夏歌覺得自己做了一個夢。
這個夢又漫長又溫柔。
有涼絲絲的感覺蔓延在額頭上, 整個人就像在即將落入岩漿火海之前,被人拽起來,帶上清涼的雲端。
耳邊隱約有一聲輕歎。
“……不省心。”
夏歌想。
誰不省心啊。
她明明最讓人省心好不好啊。
= =
夏歌睡醒了。
明亮的陽光從窗外照進來,她迷迷糊糊的睜開眼, 發了一會兒的呆。
“……咦?”
“啊……”
她嗓子不疼了,腦袋也不疼了,渾身都不難受了。
夏歌睜大眼,把手伸到眼前晃了晃, 然後掐了自己一下。
“嘶……疼疼。”鬆開手,夏歌下了床蹦躂了幾下, “欸欸, 居然真的沒事了?小傀?小傀?怎麼回事啊?”
小傀沒聲音。
夏歌:“……”
可能是發燒引起係統故障了, 以前也不是沒出現過。
“噫……就這麼熬過去了嗎?”夏歌撓了撓頭,但回想起昨天那嚴重的情況, 又覺得自己不會有那麼好的身體素質。
可是現在確實是一點毛病都沒有的樣子。
“但應該是熬過去……了?”夏歌拍了拍臉, 剛這樣想沒多久,一轉眼就在窗欞上發現了一個意想不到的東西。

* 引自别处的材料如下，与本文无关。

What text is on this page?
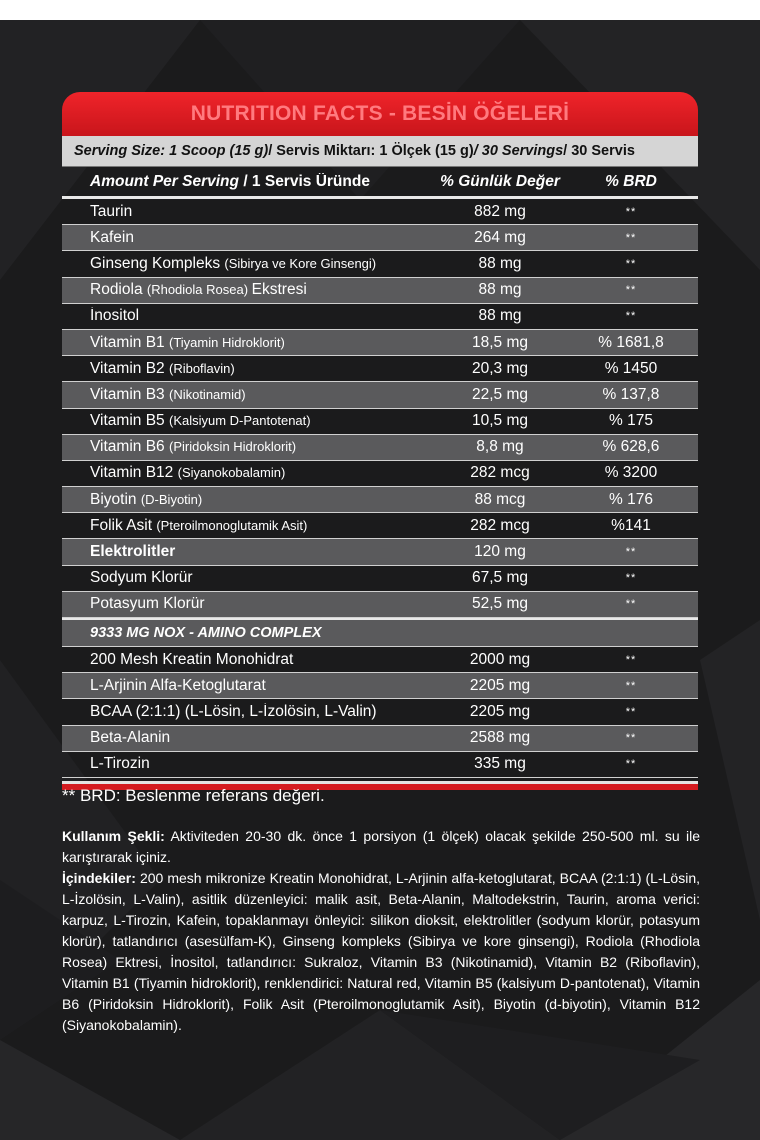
NUTRITION FACTS - BESİN ÖĞELERİ
Serving Size: 1 Scoop (15 g) / Servis Miktarı: 1 Ölçek (15 g) / 30 Servings / 30 Servis
Amount Per Serving / 1 Servis Üründe	% Günlük Değer	% BRD
Taurin	882 mg	**
Kafein	264 mg	**
Ginseng Kompleks (Sibirya ve Kore Ginsengi)	88 mg	**
Rodiola (Rhodiola Rosea) Ekstresi	88 mg	**
İnositol	88 mg	**
Vitamin B1 (Tiyamin Hidroklorit)	18,5 mg	% 1681,8
Vitamin B2 (Riboflavin)	20,3 mg	% 1450
Vitamin B3 (Nikotinamid)	22,5 mg	% 137,8
Vitamin B5 (Kalsiyum D-Pantotenat)	10,5 mg	% 175
Vitamin B6 (Piridoksin Hidroklorit)	8,8 mg	% 628,6
Vitamin B12 (Siyanokobalamin)	282 mcg	% 3200
Biyotin (D-Biyotin)	88 mcg	% 176
Folik Asit (Pteroilmonoglutamik Asit)	282 mcg	%141
Elektrolitler	120 mg	**
Sodyum Klorür	67,5 mg	**
Potasyum Klorür	52,5 mg	**
9333 MG NOX - AMINO COMPLEX
200 Mesh Kreatin Monohidrat	2000 mg	**
L-Arjinin Alfa-Ketoglutarat	2205 mg	**
BCAA (2:1:1) (L-Lösin, L-İzolösin, L-Valin)	2205 mg	**
Beta-Alanin	2588 mg	**
L-Tirozin	335 mg	**
** BRD: Beslenme referans değeri.
Kullanım Şekli: Aktiviteden 20-30 dk. önce 1 porsiyon (1 ölçek) olacak şekilde 250-500 ml. su ile karıştırarak içiniz.
İçindekiler: 200 mesh mikronize Kreatin Monohidrat, L-Arjinin alfa-ketoglutarat, BCAA (2:1:1) (L-Lösin, L-İzolösin, L-Valin), asitlik düzenleyici: malik asit, Beta-Alanin, Maltodekstrin, Taurin, aroma verici: karpuz, L-Tirozin, Kafein, topaklanmayı önleyici: silikon dioksit, elektrolitler (sodyum klorür, potasyum klorür), tatlandırıcı (asesülfam-K), Ginseng kompleks (Sibirya ve kore ginsengi), Rodiola (Rhodiola Rosea) Ektresi, İnositol, tatlandırıcı: Sukraloz, Vitamin B3 (Nikotinamid), Vitamin B2 (Riboflavin), Vitamin B1 (Tiyamin hidroklorit), renklendirici: Natural red, Vitamin B5 (kalsiyum D-pantotenat), Vitamin B6 (Piridoksin Hidroklorit), Folik Asit (Pteroilmonoglutamik Asit), Biyotin (d-biyotin), Vitamin B12 (Siyanokobalamin).
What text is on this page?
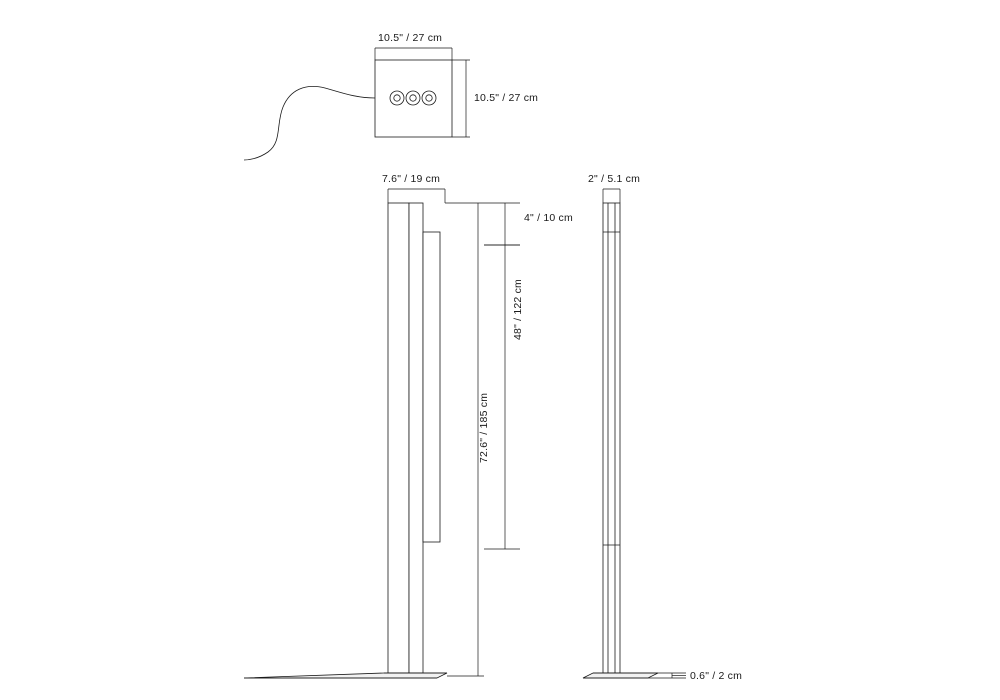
10.5" / 27 cm
10.5" / 27 cm
7.6" / 19 cm	2" / 5.1 cm
4" / 10 cm
48" / 122 cm
72.6" / 185 cm
0.6" / 2 cm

溫暖的陽光下, 坐在雕花窗欞上的小木偶穿著小巧的丹楓素衣, 兩顆眼睛鑲著漂亮的黑□□眼石, 唇畔笑弧大大的,柔軟的黑發被一根細細的綠絲帶紮起來,小木偶坐在窗欞上, 小手托著下巴, 對著她笑的溫暖燦爛。
夏歌:“……”這什麼玩意?
夏歌第一反應就是去看自己的門, 她是從裡麵插上的。
門被插得好好的,看不出任何被人拆了的跡象。
再看那窗欞上對她笑的燦爛的小木偶。
夏歌:“……小傀,我夢遊做木偶了嗎?”
小傀沒聲音。
夏歌:“……”
媽耶,這種來曆不明的玩意怎麼看怎麼都有點恐怖啊。
夏歌左看看,右看看,就是不敢靠過去,她有點怕這小木偶跟她那倒黴傀儡一樣都是會炸的。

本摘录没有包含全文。